FYI ginger is very good for you, just not good for me.
Actually, one time in the past 2 years or so, my mother had a doctor-recommended daily aspirin that I thought might be useless or harmful.  That's not what I said to her directly, I only suggested that she maybe observe the effect just in case she found it unnecessary.  It must be that these things don't harm her and actually offer her benefits.  I on the other hand keep feeling I need to thicken my blood so to speak, to add a little fat to my diet for instance - my brain gets hungry.  Now I need to tell her about the ginger and to try to feed myself better going forward.
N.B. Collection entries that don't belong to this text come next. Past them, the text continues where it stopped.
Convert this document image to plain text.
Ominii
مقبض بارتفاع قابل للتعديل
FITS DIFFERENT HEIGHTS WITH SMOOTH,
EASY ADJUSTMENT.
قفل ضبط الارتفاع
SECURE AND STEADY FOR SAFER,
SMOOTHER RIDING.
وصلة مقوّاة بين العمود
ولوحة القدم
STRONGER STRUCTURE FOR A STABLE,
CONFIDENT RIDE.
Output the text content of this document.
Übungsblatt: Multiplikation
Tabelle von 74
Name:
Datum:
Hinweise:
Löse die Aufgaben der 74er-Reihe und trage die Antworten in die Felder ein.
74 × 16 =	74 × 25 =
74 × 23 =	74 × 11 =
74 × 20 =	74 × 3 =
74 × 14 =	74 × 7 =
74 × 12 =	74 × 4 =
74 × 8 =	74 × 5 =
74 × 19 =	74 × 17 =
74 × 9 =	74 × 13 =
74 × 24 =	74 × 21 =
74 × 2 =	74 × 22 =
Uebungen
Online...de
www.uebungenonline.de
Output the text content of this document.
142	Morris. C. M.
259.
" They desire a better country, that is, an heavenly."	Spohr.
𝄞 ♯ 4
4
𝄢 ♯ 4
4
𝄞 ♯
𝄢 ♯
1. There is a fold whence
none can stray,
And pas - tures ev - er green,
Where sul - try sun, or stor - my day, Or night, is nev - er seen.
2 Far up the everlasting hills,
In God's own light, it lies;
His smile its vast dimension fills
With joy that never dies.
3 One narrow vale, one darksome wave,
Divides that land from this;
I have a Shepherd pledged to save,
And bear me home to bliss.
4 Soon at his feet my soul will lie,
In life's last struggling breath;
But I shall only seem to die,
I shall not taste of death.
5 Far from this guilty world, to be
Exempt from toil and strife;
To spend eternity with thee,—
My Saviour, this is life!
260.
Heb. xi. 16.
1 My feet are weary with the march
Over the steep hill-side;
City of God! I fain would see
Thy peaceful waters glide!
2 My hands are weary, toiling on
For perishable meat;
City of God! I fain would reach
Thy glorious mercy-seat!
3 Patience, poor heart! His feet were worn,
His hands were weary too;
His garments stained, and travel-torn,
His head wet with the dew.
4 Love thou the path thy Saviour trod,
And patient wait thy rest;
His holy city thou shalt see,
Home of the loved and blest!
I got vitamins the other day, bought a bottle of multivitamins - oh, yeah, maybe I should take a swig of that now.
I'm really happy to have figured out the ginger thing, I was starting to get worried that I'd damage my brain or something.  Now I have the hope of exploring foods that make me feel more robust and alright.

This whole blog post is cheesy.  It's time to dance.


(One hour later) My mother is back from work, and we've spent the past hour talking about food - ginger, garlic, and their amazing medicinal properties and side-effects.  She says that just for me, of course she's going to stop cooking with both.  I'm lucky, eh.